İstanbul Barosu Cumhuriyet Araştırmaları Merkezince düzenlenen ’92. Yılında Devrim Yasaları’ konulu panel, 3 Mart 2016 Çarşamba günü saat 14.00’da İstanbul Adalet Sarayı Seminer Salonunda yapıldı.
Panelin açılışında konuşan İstanbul Barosu Genel Sekreteri Av. Hüseyin Özbek, 3 Mart devrim yasalarının 92. Yıldönümünde TRT’de yayınlanan bir programda, hilafetin kaldırılışına bir ağıt düzüldüğünü, bunun devletteki tercih değişikliğini gösterdiğini söyledi.
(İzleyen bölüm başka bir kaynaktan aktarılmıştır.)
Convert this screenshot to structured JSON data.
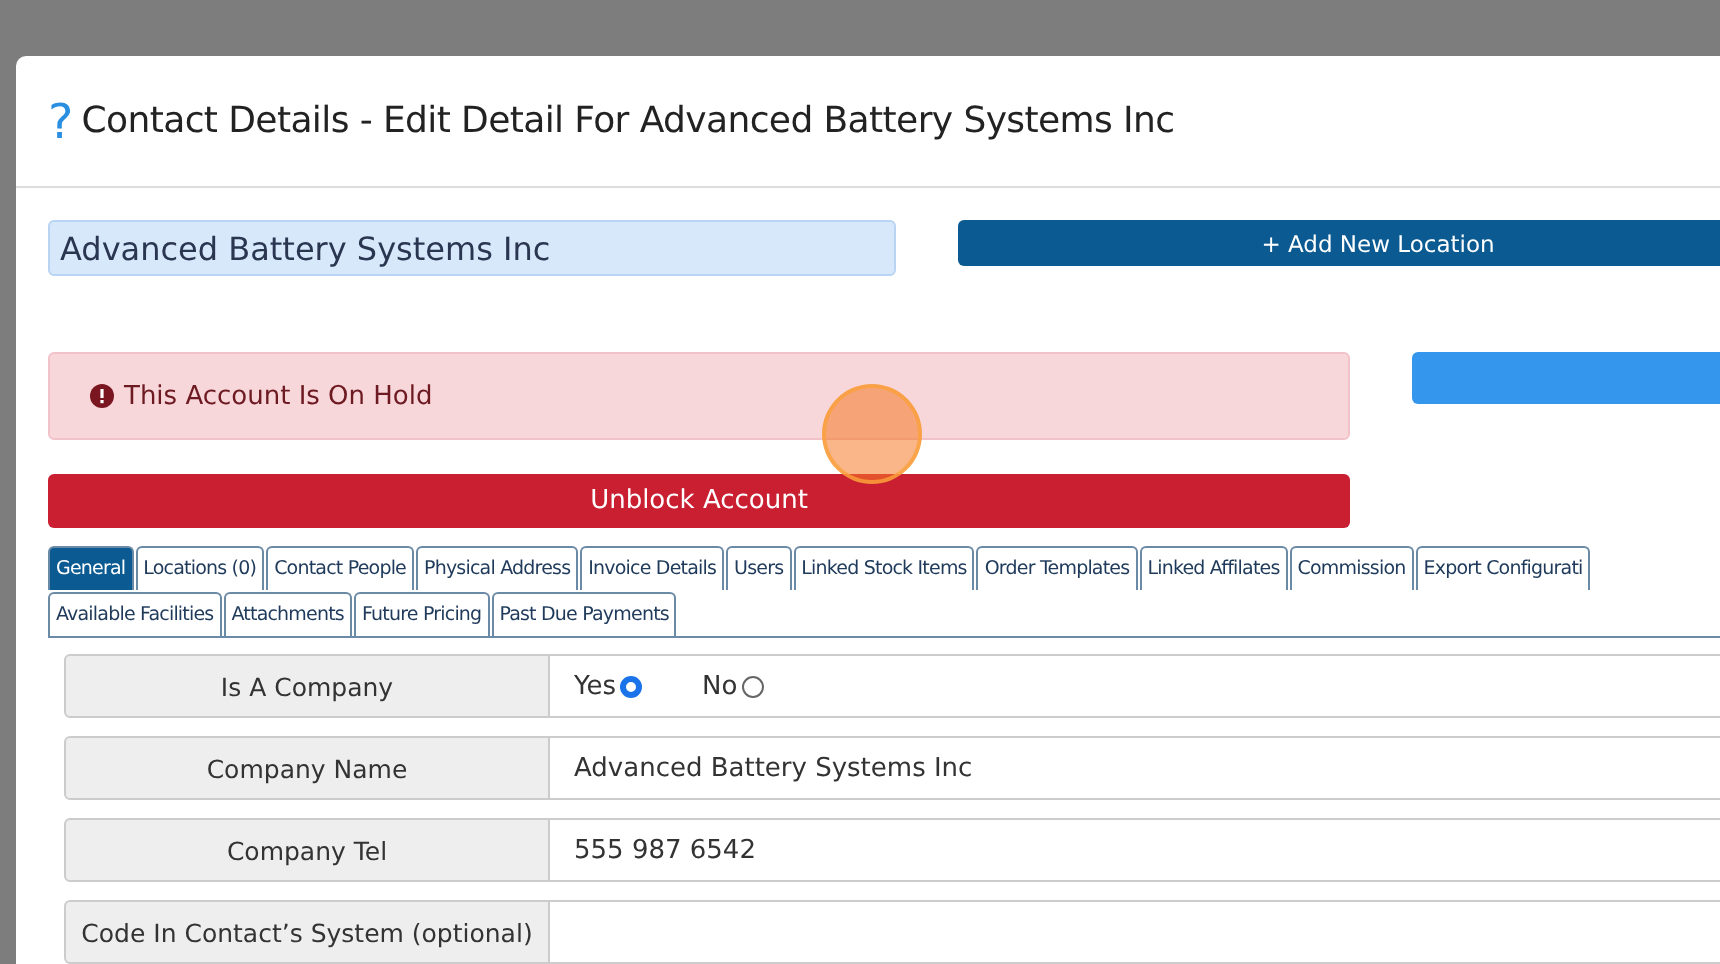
{
  "modal": {
    "help_icon": "?",
    "title": "Contact Details - Edit Detail For Advanced Battery Systems Inc"
  },
  "account_name": {
    "value": "Advanced Battery Systems Inc"
  },
  "add_location_button": "+ Add New Location",
  "alert": {
    "message": "This Account Is On Hold"
  },
  "unblock_button": "Unblock Account",
  "tab_rows": [
    [
      {
        "label": "General",
        "selected": true
      },
      {
        "label": "Locations (0)",
        "selected": false
      },
      {
        "label": "Contact People",
        "selected": false
      },
      {
        "label": "Physical Address",
        "selected": false
      },
      {
        "label": "Invoice Details",
        "selected": false
      },
      {
        "label": "Users",
        "selected": false
      },
      {
        "label": "Linked Stock Items",
        "selected": false
      },
      {
        "label": "Order Templates",
        "selected": false
      },
      {
        "label": "Linked Affilates",
        "selected": false
      },
      {
        "label": "Commission",
        "selected": false
      },
      {
        "label": "Export Configurati",
        "selected": false
      }
    ],
    [
      {
        "label": "Available Facilities",
        "selected": false
      },
      {
        "label": "Attachments",
        "selected": false
      },
      {
        "label": "Future Pricing",
        "selected": false
      },
      {
        "label": "Past Due Payments",
        "selected": false
      }
    ]
  ],
  "form_rows": [
    {
      "kind": "radio",
      "label": "Is A Company",
      "options": [
        {
          "label": "Yes",
          "selected": true
        },
        {
          "label": "No",
          "selected": false
        }
      ]
    },
    {
      "kind": "text",
      "label": "Company Name",
      "value": "Advanced Battery Systems Inc"
    },
    {
      "kind": "text",
      "label": "Company Tel",
      "value": "555 987 6542"
    },
    {
      "kind": "text",
      "label": "Code In Contact’s System (optional)",
      "value": ""
    }
  ]
}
Bu davranışın siyasi iktidarı ne kadar meydan okuma ve tasfiyeci bir anlayışa götürdüğü ve bunu pratiğe yansıttığını göstermesi açısından son derecede önemli bulduğunu belirten Özbek, “Artık Türkiye Cumhuriyeti–siyasi iktidar anlamında söylüyorum- laikliğin övgüsü, öğretim birliği övgüsü, hilafetin kaldırılmasını onaylama durumunda değildir, bunları yermektedir. 92. Yılında hilafetten adeta özür dilenmektedir” dedi.
Bir insan eğer Alzheimer’a yakalanmışsa hukuk tarafından bu kişi kısıtlanır görüşünden hareket eden Özbek şöyle devam etti: “Devlet Alzheimer olursa, aklı gitmişse ne olacak? Türkiye şimdi bu durumla karşı karşıyadır. Türkiye devlet Alzheimer’ı yaşıyor. İç ve dış politikalarda bunu rahatlıkla görebilirsiniz”.
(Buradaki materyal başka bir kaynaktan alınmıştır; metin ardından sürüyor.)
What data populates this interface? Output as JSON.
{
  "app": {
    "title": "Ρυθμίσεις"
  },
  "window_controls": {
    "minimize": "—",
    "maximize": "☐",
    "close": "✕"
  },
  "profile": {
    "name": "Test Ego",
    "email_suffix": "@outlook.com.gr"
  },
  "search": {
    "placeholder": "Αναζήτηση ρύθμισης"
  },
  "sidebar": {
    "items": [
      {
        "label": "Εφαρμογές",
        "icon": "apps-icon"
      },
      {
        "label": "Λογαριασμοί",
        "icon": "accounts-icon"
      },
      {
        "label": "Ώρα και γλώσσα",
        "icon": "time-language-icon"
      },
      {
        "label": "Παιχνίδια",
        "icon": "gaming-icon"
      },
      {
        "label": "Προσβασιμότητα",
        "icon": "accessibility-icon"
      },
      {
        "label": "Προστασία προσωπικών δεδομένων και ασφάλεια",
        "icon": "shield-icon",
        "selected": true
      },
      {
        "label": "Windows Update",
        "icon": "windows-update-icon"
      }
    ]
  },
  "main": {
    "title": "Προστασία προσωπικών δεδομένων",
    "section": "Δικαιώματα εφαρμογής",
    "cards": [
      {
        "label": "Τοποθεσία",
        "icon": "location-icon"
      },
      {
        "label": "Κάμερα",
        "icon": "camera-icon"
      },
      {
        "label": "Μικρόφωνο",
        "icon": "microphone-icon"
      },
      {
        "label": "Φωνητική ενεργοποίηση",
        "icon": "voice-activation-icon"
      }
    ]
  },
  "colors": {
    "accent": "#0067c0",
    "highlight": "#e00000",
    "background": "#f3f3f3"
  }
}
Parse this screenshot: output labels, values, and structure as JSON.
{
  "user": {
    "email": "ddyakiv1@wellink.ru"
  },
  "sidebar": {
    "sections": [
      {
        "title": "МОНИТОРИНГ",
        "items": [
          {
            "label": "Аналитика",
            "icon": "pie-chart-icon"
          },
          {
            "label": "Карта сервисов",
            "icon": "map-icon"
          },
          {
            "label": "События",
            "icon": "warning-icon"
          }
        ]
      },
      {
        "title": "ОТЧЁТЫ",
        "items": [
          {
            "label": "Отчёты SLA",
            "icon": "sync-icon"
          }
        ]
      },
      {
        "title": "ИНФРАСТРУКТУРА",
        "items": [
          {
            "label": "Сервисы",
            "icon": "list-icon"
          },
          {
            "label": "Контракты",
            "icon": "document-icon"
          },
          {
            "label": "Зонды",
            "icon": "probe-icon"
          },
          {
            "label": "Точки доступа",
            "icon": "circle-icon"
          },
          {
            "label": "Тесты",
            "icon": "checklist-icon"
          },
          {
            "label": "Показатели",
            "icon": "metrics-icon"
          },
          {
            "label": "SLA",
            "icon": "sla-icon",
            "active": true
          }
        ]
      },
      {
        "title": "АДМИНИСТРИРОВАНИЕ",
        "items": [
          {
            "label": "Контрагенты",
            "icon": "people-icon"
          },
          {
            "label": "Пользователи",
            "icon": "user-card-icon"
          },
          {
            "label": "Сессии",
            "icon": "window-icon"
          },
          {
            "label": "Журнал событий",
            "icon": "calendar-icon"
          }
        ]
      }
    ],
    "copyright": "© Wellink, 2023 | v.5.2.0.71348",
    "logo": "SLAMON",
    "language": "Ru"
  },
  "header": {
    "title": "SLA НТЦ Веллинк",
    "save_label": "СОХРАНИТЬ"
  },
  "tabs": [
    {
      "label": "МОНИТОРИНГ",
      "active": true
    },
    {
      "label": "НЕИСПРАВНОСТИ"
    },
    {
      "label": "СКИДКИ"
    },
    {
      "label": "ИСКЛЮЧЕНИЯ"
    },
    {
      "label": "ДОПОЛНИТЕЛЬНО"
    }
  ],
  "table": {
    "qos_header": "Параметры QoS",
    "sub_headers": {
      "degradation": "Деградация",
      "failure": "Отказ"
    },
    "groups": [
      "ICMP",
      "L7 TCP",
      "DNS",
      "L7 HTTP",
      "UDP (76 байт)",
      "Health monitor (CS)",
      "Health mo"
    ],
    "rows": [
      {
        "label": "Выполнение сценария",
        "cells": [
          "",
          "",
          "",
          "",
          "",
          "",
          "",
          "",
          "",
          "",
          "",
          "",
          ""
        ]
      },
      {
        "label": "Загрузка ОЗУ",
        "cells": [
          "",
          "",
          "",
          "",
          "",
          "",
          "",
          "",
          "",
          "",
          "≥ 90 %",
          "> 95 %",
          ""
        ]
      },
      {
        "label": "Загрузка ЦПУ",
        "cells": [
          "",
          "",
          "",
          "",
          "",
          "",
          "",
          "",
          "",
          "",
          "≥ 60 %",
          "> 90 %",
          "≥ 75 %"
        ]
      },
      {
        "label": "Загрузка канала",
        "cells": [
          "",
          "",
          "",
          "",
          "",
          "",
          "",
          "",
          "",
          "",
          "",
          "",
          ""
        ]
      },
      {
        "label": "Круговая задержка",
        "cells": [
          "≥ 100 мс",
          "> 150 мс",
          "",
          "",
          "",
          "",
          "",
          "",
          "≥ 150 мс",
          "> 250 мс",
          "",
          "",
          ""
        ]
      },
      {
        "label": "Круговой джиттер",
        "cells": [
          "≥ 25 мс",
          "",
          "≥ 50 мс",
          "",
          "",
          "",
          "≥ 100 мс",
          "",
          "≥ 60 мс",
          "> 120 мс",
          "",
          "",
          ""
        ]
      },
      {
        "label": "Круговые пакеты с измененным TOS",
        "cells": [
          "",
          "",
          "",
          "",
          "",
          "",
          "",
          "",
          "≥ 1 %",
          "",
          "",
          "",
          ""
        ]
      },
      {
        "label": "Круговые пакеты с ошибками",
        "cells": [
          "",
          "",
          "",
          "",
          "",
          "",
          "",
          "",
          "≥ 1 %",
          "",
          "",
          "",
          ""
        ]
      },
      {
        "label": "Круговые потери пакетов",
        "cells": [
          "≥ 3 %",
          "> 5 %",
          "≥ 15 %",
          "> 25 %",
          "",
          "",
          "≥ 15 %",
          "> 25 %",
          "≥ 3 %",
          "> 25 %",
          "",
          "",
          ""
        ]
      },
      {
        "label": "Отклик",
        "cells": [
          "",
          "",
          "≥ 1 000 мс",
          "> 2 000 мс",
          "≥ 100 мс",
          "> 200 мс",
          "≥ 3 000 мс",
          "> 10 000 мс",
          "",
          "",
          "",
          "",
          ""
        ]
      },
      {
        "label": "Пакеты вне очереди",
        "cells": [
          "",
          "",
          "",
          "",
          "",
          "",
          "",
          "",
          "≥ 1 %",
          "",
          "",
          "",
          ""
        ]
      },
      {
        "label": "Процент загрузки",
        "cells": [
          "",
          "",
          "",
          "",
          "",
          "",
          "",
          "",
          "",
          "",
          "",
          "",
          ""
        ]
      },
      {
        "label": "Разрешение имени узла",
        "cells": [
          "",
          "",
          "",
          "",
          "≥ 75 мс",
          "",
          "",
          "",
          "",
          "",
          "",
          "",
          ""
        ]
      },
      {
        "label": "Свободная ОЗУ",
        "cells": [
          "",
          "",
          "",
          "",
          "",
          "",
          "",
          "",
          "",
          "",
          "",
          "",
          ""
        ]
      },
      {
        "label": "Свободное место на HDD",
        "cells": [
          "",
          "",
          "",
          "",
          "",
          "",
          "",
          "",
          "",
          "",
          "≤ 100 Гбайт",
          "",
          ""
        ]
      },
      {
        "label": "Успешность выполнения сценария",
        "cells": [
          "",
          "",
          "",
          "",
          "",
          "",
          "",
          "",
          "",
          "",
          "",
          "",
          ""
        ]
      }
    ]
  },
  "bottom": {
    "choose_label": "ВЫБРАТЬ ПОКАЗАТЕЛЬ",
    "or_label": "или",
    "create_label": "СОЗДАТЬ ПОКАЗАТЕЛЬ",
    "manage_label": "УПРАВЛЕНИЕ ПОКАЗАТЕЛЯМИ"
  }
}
Açılış konuşmasından sonra panele geçildi. Paneli Cumhuriyet Araştırmaları Merkezi Yönetim Kurulu Üyesi Av. Vecihe Tunca yönetti. Tunca 3 Mart Devrim Yasalarının anlamı üzerinde durdu ve panel konuklarını tanıttı.
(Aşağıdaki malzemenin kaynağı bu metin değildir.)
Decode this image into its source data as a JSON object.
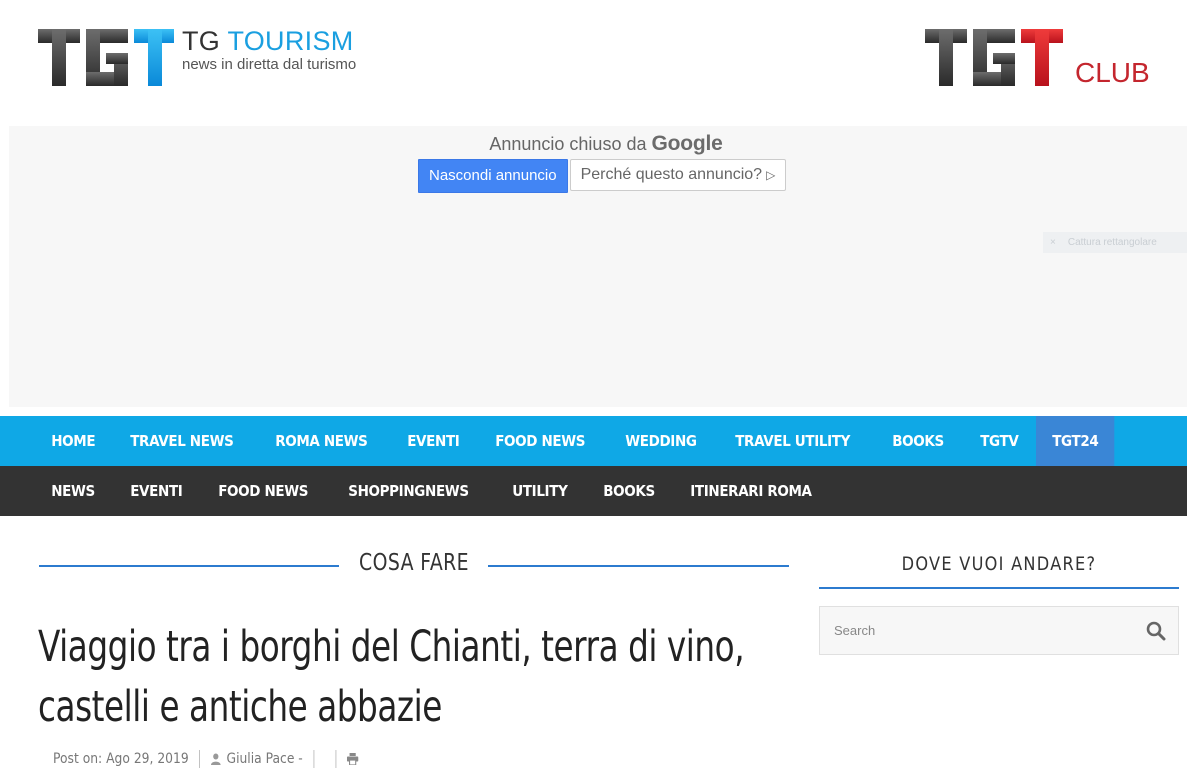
{
  "header": {
    "brand_tg": "TG",
    "brand_tourism": "TOURISM",
    "tagline": "news in diretta dal turismo",
    "club_label": "CLUB",
    "colors": {
      "blue": "#1a9fe0",
      "red": "#c4262e",
      "dark": "#333333"
    }
  },
  "ad": {
    "closed_text": "Annuncio chiuso da",
    "google_label": "Google",
    "hide_button": "Nascondi annuncio",
    "why_button": "Perché questo annuncio?",
    "why_icon": "▷",
    "capture_close": "×",
    "capture_label": "Cattura rettangolare"
  },
  "nav_primary": {
    "items": [
      "HOME",
      "TRAVEL NEWS",
      "ROMA NEWS",
      "EVENTI",
      "FOOD NEWS",
      "WEDDING",
      "TRAVEL UTILITY",
      "BOOKS",
      "TGTV",
      "TGT24"
    ],
    "active": "TGT24",
    "color": "#0fa8e6"
  },
  "nav_secondary": {
    "items": [
      "NEWS",
      "EVENTI",
      "FOOD NEWS",
      "SHOPPINGNEWS",
      "UTILITY",
      "BOOKS",
      "ITINERARI ROMA"
    ],
    "color": "#333333"
  },
  "article": {
    "category": "COSA FARE",
    "title_line1": "Viaggio tra i borghi del Chianti, terra di vino,",
    "title_line2": "castelli e antiche abbazie",
    "posted_label": "Post on:",
    "date": "Ago 29, 2019",
    "author": "Giulia Pace -"
  },
  "sidebar": {
    "title": "DOVE VUOI ANDARE?",
    "search_placeholder": "Search",
    "accent": "#2c7bcf"
  }
}
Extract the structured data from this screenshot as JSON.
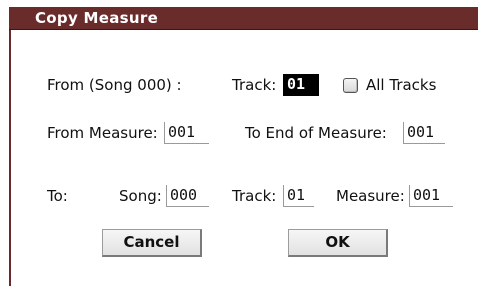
{
  "dialog": {
    "title": "Copy Measure"
  },
  "from": {
    "label": "From (Song 000) :",
    "track_label": "Track:",
    "track_value": "01",
    "all_tracks_label": "All Tracks",
    "all_tracks_checked": false,
    "measure_label": "From Measure:",
    "measure_value": "001",
    "end_measure_label": "To End of Measure:",
    "end_measure_value": "001"
  },
  "to": {
    "label": "To:",
    "song_label": "Song:",
    "song_value": "000",
    "track_label": "Track:",
    "track_value": "01",
    "measure_label": "Measure:",
    "measure_value": "001"
  },
  "buttons": {
    "cancel_label": "Cancel",
    "ok_label": "OK"
  },
  "colors": {
    "titlebar": "#6a2b2b",
    "selected_field_bg": "#000000",
    "selected_field_fg": "#ffffff"
  }
}
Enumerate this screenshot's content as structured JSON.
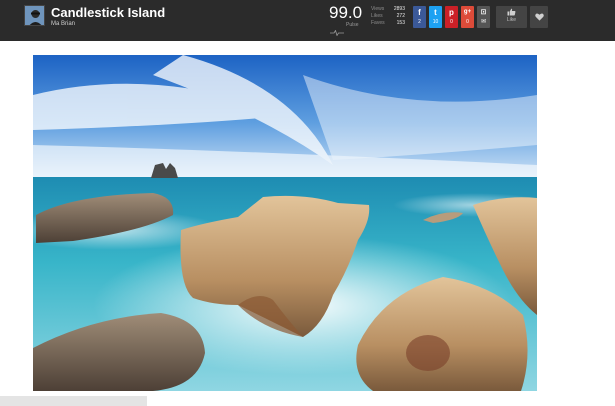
{
  "header": {
    "title": "Candlestick Island",
    "author": "Ma Brian"
  },
  "pulse": {
    "value": "99.0",
    "label": "Pulse"
  },
  "stats": [
    {
      "label": "Views",
      "value": "2893"
    },
    {
      "label": "Likes",
      "value": "272"
    },
    {
      "label": "Faves",
      "value": "153"
    }
  ],
  "shares": [
    {
      "network": "facebook",
      "glyph": "f",
      "count": "2",
      "color": "#3b5998"
    },
    {
      "network": "twitter",
      "glyph": "t",
      "count": "10",
      "color": "#1da1f2"
    },
    {
      "network": "pinterest",
      "glyph": "p",
      "count": "0",
      "color": "#cb2027"
    },
    {
      "network": "google-plus",
      "glyph": "g+",
      "count": "0",
      "color": "#dd4b39"
    },
    {
      "network": "save",
      "glyph": "⊡",
      "count": "✉",
      "color": "#555555"
    }
  ],
  "actions": {
    "like_label": "Like"
  },
  "colors": {
    "topbar": "#2b2b2b",
    "page_bg": "#ffffff"
  },
  "icons": {
    "avatar": "avatar-image",
    "pulse": "pulse-icon",
    "like": "thumbs-up-icon",
    "fave": "heart-icon"
  }
}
Panelde konuşan Maltepe Üniversitesi Hukuk Fakültesi Öğretim Üyesi Yrd. Doç. Dr. Ahmet Kiziroğlu, konuşmasında Osmanlının son zamanları, Abdülhamit’in korkuları, Vahdettin’in ihanetleri, Şeyhülislam Mustafa Sabri’nin satılmışlığı ve kurtuluş savaşı yıllarını özetledi.
Cumhuriyetin felsefesinin hukukun üstünlüğüne dayandığını, bu temelin de yapı taşlarının bugün anılan devrim yasaları olduğunu belirten Kiziroğlu, Osmanlı Devletinin savaşın ardından aslında devletin bütünlüğünü hatta devlet olma niteliğini kaybettiğini, 3 devrim yasasının kabulünden sonra saltanata karşı cumhuriyetçilik, dinciliğe karşı laiklik, gericiliğe karşı devrimcilik, ümmetçiliğe karşı ulusçuluğun gerçekleşmeye başladığını bildirdi. Kiziroğlu, “Türkiye’nin giderek çağdaşlaşmaya ve modernleşmeye başladığını, o nedenle 3 Mart günü devrim günü, aydınlanma günü olduğu için önemlidir” dedi.
Araştırmacı – Yazar Cengiz Özakıncı, Atatürk’ün gerçekleştirdiği büyük Türk Devriminin Islama karşı yapılmış olduğu iddiasıyla 80 yıldır gericilerin aynı propagandayla toplumu etkilemeye çalıştıklarını söyledi.
Özakıncı, “Şunu söylemek bir aydının borcu olmalı. Devrimlerin tutanaklarını satır satır okuyan her aydının boynunun borcudur ki, devrimlerimiz İslamı ortadan kaldırmak kastıyla yapılmamıştır. Devrimler İslamın gerici ve bağnaz değil en çağcıl yorumlarıyla gerçekleştirilmiştir” dedi.
Hilafetin kanunla kaldırıldığını, kaldırılma gerekçelerinin Meclis tutanaklarında bulunduğunu belirten Özakıncı, şöyle konuştu: “Hilafeti kaldırmak İslama karşı bir harekettir diyene soruyorum. Ordumuz ve halkımız Anadolu’da emperyalizme karşı bir savaş verirken, düşmanla işbirliği yapan Halife İslam Halifesi miydi? Vatana karşı hareket İslami bir hareket midir? Ne siyasi ne de dini olarak bu hareketler islama uymaz. O nedenle kaldırılan hilafet sahte hilafettir”.